Rev. Ted Huffman

The Seventies are Over

Our lives are shaped by events that are bigger than us. I once read a comment by a social observer who said, “Who you are depends on where you were when.” I am probably not as swayed by generational theory as Neil Howe and William Strauss, but their 1991 book, “Generations,” does make a certain amount of sense and provides a framework to understand some of the things that shape our institutions and our culture.

The headlines in the newspapers were bringing news of World War I when my grandfather turned twenty. They were reporting the Nazi invasion of Poland, the defeat of France and the beginning of the Battle of Britain during my father’s 20th year. The year our son turned 20, the attacks on the World Trade Center and the Pentagon topped the news.

The year I turned twenty, the end of the Vietnam War was making news as the US suspended all air activity and the first POWs were released. That year Elvis divorced Praiscilla, the OPEC Oil Embargo drove up the price of gas and AIM activists occupied Wounded Knee as United States Marshals and FBI agents cordoned off the area. Shots were frequently fired. The exact details of what happened have never been fully known. Two Native Americans were killed. One FBI agent was shot and paralyzed and later died from his injuries. This was a couple of years, a bunch of trials and a lot of dispute before the 1975 incident in which two FBI agents were killed in a shootout at a ranch where AIM activists were living. It was the second incident that resulted in the conviction and imprisonment of Leonard Peltier. Then in 1976 the body of Anna Mae Aquash was found on the Reservation.
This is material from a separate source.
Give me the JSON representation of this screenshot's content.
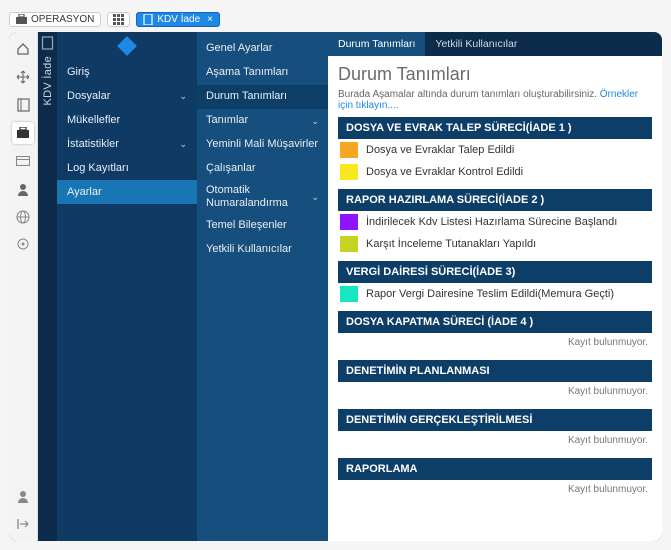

Folks here in South Dakota have been arguing ever since about what did and did not happen, who was responsible and who was to blame for the events of those turbulent years in the 1970’s. It was during those years that I got married and moved away from the state of my birth for the first time. I was conscious of becoming an adult, trying to be responsible, and carefully reading the news.

It was a different set of events than those that shaped my forebears – and the events are unique and distinct from the ones that shape future generations.

But time moves on. We don’t live in the 1970’s any more. And if we had forgotten how much has changed, the events of the past week have invited us to remember and recognize how much change has occurred. Who would have predicted that George McGovern and Russell Means would come in the same week?

I am no expert and there will be plenty of others who will write about Russell Means. He certainly knew how to draw attention to himself and his cause. He lived his life as a warrior for what he believed to be the best interests of his people. He railed against broken treaties and acted in movies. He became a public spokesman in the midst of a bloody confrontation and he testified before congress.

I don’t know if Means was the first to call for the changing of sports teams, but he was one of the first persons I associated with that movement. He was constantly in the spotlight and he raised eyebrows in both the native and newcomer communities.

It seems trite, but it has struck me this week that the days of my young adulthood are really over. It should surprise no one. Four decades have passed. I’m three times as old as I was back then. New generations have come along. There are a lot of people in South Dakota who don’t remember what it was like before Russell Means was famous. There are a lot of people in our country who were born after the War in Vietnam and don’t know first hand the cultural upheaval and conflict that marked our country in those times. Current high school youth were toddlers when the 9-11 attacks occurred. Time goes on. Things don’t stay the same.

I suppose there will be nostalgia and remembrances as a part of the funeral services for McGovern and Means. I know there will be good memories along with the bad. I have my own memories as well. But it is time to put those days behind us.

There are still injustices suffered by Native Americans on South Dakota Reservations and in our own city. There is still institutional racism that is suffered by people. We have a lot of work to do before we have achieved our founders’ vision of “One nation, under God, with liberty and justice for all.”

But the days of picking up guns and firing them at each other as a way to achieve justice need to be put behind us. The days of replacing one form of paternalism with another have worn thin. Protests turned to standoffs are not what are needed to feed hungry children, provide equal education and opportunity, or address entrenched poverty. New times call for new methods and new solutions.

I will probably write more about it later, but I was struck with the contrast between the days of the 1970’s and a ceremony I attended Sunday in Pierre. We participated in the ordination of three Native American ministers. I don’t know of the United Church of Christ has ever ordained three Native Americans in the same ceremony before. The event was calm and dignified. Each of the men ordained could rightfully be called an elder. Each has demonstrated incredible pastoral leadership in his community. Each is distinguished in many different ways. But the word that I would use to describe all three is “humble.” Humility is a traditional Dakota and Lakota value. The three stand in stark contrast with those who have garnered the headlines. They have served their people quietly, behind the scenes, and without drawing recognition to themselves.

There were no television reporters at the ceremony. There were no reporters quick to grab quotes. It was a calm and quiet ceremony. It was as it should have been. The seventies are over. Public attention has faded. But the need for genuine servants remains. I am glad I was there to witness the dawning of a new day. I have great hope for tomorrow.